Brijal Patel

Personal information
- Full name: Brijal Jagdish Patel
- Born: 14 November 1977 (age 48) Nairobi, Kenya
- Batting: Right-handed
- Bowling: Slow left-arm orthodox

International information
- National side: Kenya (2001–2006);
- ODI debut (cap 25): 19 August 2001 v West Indies
- Last ODI: 15 August 2006 v Bangladesh

Career statistics
| Competition | ODI | FC | LA |
| Matches | 31 | 17 | 51 |
| Runs scored | 360 | 194 | 438 |
| Batting average | 16.36 | 7.46 | 12.88 |
| 100s/50s | 0/0 | 0/1 | 0/0 |
| Top score | 44 | 59 | 44 |
| Balls bowled | 165 | 831 | 495 |
| Wickets | 4 | 3 | 15 |
| Bowling average | 40.75 | 168.00 | 28.80 |
| 5 wickets in innings | 0 | 0 | 0 |
| 10 wickets in match | 0 | 0 | 0 |
| Best bowling | 2/20 | 1/47 | 3/19 |
| Catches/stumpings | 7/– | 10/– | 13/– |
- Source: Cricinfo, 12 May 2017

= Brijal Patel =

Kenyan cricketer (born 1977)

Brijal Jagdish Patel (born 14 November 1977) is a former Kenyan cricketer. He is a right-handed batsman and a part-time slow left-arm bowler, and has played in 31 One-Day International matches for Kenya, as well as first-class and List A cricket.

==Domestic career==
Though he has a first-class batting average of just 7, and has passed 50 just once for his country, he is a skilled fielder. He has played club cricket in England for Cranleigh, and was recalled to the touring squad to Zimbabwe, in February 2006, after being dropped.

==International career==
He made his ODI debut on 19 August 2001 against West Indies, at 23 years of age.

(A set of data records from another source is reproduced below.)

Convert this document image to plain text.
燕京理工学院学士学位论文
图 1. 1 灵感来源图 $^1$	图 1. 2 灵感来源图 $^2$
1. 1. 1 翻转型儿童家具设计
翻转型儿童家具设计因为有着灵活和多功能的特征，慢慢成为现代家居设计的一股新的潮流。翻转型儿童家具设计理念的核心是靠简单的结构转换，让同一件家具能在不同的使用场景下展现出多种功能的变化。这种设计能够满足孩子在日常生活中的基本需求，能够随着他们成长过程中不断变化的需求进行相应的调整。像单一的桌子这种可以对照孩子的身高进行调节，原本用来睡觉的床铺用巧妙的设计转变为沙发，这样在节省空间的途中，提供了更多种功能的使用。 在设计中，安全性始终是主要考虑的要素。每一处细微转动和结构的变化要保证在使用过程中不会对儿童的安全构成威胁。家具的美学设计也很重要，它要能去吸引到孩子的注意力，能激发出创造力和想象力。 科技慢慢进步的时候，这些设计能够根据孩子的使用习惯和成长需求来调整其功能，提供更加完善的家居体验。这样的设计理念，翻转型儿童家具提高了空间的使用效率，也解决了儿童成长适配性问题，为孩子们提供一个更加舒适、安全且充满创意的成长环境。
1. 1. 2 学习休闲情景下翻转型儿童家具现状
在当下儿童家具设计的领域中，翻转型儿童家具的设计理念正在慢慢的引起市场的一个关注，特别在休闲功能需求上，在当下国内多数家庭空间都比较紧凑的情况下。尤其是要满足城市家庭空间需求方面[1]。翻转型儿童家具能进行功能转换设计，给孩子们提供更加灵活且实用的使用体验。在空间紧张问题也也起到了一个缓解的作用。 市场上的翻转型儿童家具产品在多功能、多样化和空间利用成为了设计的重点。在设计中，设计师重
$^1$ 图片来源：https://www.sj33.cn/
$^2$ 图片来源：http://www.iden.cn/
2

He has played in five wins for Kenya, against India, Sri Lanka, Bangladesh and Zimbabwe. His 42 against the world champions, Australia, in 2002 was particularly notable. His highest ODI batting score is 44, which was scored against Zimbabwe in 2002.

Patel has toured in provincial teams to both India and South Africa. For the Kenya ODI team he has toured to South Africa, Zimbabwe, the United Arab Emirates and Sri Lanka. He was also in the tour squad for the ICC Trophy in Malaysia.